I have three favorite brands:

  1. Kleen Kanteen: These meet my simplicity rule. The bottles are made from stainless steel with safe plastic tops. If you buy the same mouth size, all the tops are interchangeable, and while you're not supposed to put them in the dishwasher, I do, and have never had a problem. These bottles, however, have been known to leak. The sports caps are a little tricky for little hands to push all the way down, and my second grader sometimes has trouble unscrewing the 'closed' top. The colored-styles will scratch showing their wear much faster than the plain ones. Still, this is my cup of choice when I'm out and about.

  2. Camelbak Stainless Steel: These cute stainless steel straw cups are great for road trips. They don't weigh too much, and the pop-straw tops are very easy to open and close. They do leak a bit, however, if they aren't sealed perfectly, and if the straws aren't perfectly pushed together. We've had some lunch damage with these. That said, in the car, on the go, they are perfect for little hands. As with the Rubbermaids, I worry a bit about the materials for the plastic straws, but straws are a concession I've had to make.

  3. Thermos Funtainer: Funtainers are my favorite for school lunches. There is a pop-straw top and a cover, making these virtually leak-proof. (So long as you close them.) Available in a wide-range of kid-friendly and adult-friendly designs and sizes, they are insulated keeping drinks cold. We have found that ice cubes in a Funtainer can replace an ice pack. This is probably a good thing because Funtainers are the heaviest of the three options! I have the same straw concerns as with the Camelbak and Rubbermaid, but what can you do? This is the ONLY bottle that has not ever made a leaky mess.

A lot of people ask about the lighterweight aluminum bottles. Personally, I'm not a fan because they break my simplicity rule. Most are lined with some protective coating to keep the aluminum from leaching. A few years ago SIGG was slammed for using BPA in their inner lining and not disclosing it to the public. Folks were shocked - but not me. The more complicated a product, the more likely it is to be less healthy.

Stay tuned for Tip #2: Reusable Snack Containers

Sunday, January 16, 2011

Conserving in the Kitchen

One reader requested some eco-friendly tips in the kitchen, so I thought I'd comply.

The kitchen is probably the most challenging, but also the most important room to tackle. So much of our daily existence revolves around food prep, eating and then cleaning up so we can start all over again just a little while later. (Oh joy!)

When you have little mouths to feed (generally mouths that have become irritable and crabby right around 4:00 P.M.), it is so tempting to find all the ways to cut corners: disposable foil pans, frozen prepared foods, foil lined sheets - I've done them all.

Every year I try to figure out more efficient and less flustered ways to cope. The kitchen alone could make for ten blog posts, but I'll start with some food prep tips.

1) Plan your meals for the week on the weekend and make one shopping trip.
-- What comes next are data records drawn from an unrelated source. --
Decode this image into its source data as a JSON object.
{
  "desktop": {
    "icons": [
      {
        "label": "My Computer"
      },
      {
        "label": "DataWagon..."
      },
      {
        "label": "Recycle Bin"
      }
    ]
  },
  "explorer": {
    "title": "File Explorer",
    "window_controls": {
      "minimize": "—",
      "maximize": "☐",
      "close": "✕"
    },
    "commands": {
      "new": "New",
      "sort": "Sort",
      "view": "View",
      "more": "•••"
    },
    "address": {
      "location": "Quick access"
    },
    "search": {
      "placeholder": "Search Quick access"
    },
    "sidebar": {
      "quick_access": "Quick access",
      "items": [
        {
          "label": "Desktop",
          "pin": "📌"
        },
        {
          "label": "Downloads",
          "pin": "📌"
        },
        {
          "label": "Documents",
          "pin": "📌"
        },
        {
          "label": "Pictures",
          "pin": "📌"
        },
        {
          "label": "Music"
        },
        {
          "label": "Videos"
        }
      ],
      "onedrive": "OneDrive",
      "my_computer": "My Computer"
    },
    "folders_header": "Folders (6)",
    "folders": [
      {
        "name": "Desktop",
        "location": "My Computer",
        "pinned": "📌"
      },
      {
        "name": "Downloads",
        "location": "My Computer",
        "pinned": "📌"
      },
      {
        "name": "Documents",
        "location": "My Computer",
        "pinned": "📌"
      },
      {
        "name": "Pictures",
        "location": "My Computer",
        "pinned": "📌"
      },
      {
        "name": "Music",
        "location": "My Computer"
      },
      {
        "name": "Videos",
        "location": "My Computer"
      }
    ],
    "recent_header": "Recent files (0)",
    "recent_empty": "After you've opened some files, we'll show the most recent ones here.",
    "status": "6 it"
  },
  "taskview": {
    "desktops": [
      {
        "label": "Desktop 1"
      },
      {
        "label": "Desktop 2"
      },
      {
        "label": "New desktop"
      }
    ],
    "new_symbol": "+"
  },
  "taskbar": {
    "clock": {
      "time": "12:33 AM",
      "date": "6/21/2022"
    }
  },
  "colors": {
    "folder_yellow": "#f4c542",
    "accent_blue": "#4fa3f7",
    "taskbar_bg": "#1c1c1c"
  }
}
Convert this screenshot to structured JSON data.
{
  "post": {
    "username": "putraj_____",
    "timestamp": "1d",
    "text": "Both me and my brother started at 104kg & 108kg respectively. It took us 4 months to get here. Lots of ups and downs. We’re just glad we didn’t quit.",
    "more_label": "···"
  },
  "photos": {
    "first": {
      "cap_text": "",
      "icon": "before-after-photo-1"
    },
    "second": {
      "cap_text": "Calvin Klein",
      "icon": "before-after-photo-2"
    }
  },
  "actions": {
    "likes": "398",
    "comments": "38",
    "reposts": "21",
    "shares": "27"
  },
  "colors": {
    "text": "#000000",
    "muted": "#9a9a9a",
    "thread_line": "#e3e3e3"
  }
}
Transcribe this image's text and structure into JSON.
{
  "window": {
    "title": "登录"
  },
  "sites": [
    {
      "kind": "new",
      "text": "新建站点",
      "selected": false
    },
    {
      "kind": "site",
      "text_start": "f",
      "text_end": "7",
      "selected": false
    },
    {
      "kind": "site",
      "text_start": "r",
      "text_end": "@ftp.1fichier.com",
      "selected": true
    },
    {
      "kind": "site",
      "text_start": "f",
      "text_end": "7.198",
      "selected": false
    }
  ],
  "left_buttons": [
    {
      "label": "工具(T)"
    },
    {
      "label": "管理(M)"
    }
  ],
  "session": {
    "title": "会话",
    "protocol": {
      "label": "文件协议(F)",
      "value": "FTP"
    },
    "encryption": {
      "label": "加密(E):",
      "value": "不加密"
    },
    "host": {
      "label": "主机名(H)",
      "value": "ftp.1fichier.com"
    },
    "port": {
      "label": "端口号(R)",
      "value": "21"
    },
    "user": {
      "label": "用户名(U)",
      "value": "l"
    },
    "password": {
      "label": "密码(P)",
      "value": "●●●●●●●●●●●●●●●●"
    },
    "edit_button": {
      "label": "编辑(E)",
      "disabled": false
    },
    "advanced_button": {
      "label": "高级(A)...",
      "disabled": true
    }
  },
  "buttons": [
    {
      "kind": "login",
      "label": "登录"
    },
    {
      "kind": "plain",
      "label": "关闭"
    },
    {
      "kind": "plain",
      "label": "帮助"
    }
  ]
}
This cuts down grocery store trips (saving gas and time), and you'll buy what you actually need and not extras (cutting down on wasted food - especially produce).

2) Don't be afraid to use the entire fruit or vegetable. I'm not suggesting that you serve your kids melon skin or orange peel, but in our attempt to cut down on waste, we discovered that our kids preferred broccoli stems to broccoli heads. You can peel off the outer layer of the stem and slice the stalks into sticks.

3) Keep a compost bin in your kitchen. I will post about composting in more detail at a later time, but composting food scraps enabled us to cut down to just one trash bag for an entire week.

4) Freeze, cook or compost produce that's going bad. I'll admit, I don't LOVE the taste of frozen vegetables - they definitely lose their crispness - but you don't have to eat them straight. Add frozen vegetables to all sorts of fresh dishes, like soups, lasagnas, spaghetti sauce and more. Frozen fruit is perfect for smoothies.

5) Find recipes that use as few pans as possible, cutting down on washing time (a win-win for you).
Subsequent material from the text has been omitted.